È dal ’53 l’iniziativa presa a Buenos Aires da un gruppo d’italiani per la costruzione di un ospedale che sorgerà qualche anno più tardi.
Si può risalire ancora. Nel ’40, alla Boca, gl’Italiani sono già numerosi: marinari che esercitano il piccolo cabottaggio coi palebots, calafati, mastri d’ascia, costruttori che han creato sulle rive del Riachuelo i loro cantieri, innalzato le prime case di legno, aperto le prime botteghe.
Prevalgono i genovesi. La parlata comune è il dialetto ligure, vivo anche oggi.
Lo parlano gli stessi argentini, pur così gelosi della loro nazionalità. è nelle tradizioni familiari, come rimane nella famiglia il dialetto lombardo e piemontese nelle campagne della provincia di Santa Fè. Qui, trattandosi di popolazioni sparse, il fenomeno è meno intenso; ma c’è un momento, alla Boca, in cui il dialetto ligure diventa una necessità anche per i baschi e... se ce ne sono, per gli stessi inglesi.
Per molti anni la Boca è stata una città a sè, con una popolazione prevalentemente marinara. Romane ancora il centro marinaro della capitale argentina, fulcro del piccolo cabottaggio, attiva di traffici, ma con la costruzione del porto il movimento dei passeggeri e delle merci che aveva la sua base nel Riachuelo, è andato spostandosi nei docks.
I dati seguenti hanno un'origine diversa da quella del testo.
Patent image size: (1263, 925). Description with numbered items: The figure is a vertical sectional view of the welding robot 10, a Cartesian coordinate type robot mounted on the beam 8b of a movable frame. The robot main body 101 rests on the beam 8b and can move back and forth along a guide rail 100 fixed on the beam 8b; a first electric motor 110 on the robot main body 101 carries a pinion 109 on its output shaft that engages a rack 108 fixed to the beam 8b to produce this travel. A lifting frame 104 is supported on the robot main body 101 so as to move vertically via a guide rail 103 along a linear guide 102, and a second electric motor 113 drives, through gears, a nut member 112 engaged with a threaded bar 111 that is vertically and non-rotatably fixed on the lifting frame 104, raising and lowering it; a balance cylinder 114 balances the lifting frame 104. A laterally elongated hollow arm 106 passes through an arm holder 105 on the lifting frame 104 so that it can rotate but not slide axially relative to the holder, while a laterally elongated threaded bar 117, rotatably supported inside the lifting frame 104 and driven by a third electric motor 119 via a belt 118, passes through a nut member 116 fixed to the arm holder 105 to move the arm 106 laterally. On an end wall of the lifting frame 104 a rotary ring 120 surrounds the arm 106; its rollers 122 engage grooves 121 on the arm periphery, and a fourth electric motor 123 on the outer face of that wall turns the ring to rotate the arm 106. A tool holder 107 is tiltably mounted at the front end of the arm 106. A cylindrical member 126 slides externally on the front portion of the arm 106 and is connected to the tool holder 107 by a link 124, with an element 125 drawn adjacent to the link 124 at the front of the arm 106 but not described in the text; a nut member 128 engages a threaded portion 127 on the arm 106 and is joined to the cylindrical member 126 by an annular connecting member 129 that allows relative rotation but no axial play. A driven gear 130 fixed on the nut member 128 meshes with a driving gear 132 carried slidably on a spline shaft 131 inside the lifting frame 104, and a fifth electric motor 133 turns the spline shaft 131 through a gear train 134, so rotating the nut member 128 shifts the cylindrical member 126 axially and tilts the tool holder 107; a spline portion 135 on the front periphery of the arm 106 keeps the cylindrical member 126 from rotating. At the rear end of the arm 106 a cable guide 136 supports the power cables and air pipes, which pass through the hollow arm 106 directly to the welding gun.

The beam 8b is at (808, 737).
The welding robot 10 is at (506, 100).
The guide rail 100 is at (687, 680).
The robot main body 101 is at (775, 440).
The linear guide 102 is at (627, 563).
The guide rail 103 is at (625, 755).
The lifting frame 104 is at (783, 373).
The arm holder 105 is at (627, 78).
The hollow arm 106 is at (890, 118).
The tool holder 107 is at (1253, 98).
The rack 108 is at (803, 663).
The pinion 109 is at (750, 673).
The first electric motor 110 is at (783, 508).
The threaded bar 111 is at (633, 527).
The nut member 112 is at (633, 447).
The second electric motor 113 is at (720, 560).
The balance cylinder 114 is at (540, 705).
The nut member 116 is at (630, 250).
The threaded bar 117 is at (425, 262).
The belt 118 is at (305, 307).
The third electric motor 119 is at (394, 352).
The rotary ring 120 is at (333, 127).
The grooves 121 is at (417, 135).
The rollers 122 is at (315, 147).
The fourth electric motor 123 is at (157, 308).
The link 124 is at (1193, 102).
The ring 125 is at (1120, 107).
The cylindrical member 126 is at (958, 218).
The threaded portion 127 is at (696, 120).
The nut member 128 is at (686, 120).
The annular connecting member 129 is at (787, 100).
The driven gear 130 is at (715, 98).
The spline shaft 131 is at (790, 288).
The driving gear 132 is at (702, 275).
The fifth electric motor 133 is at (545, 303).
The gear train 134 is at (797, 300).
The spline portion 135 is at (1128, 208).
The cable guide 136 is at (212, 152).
La borgatta popolosa, in cui predomina l’elemento italiano, vive ancora del suo; ma se conserva la sua fisonomia di... porto di mare, va perdendo il carattere che le davano le sue case di legno facilmente trasportabili, in cui era qualcosa di provvisorio, il dialetto e... gli allagamenti.»


Giacomo Pavoni, «Il nostro lavoro nell’Argentina coi primi emigranti». Milano, 1926.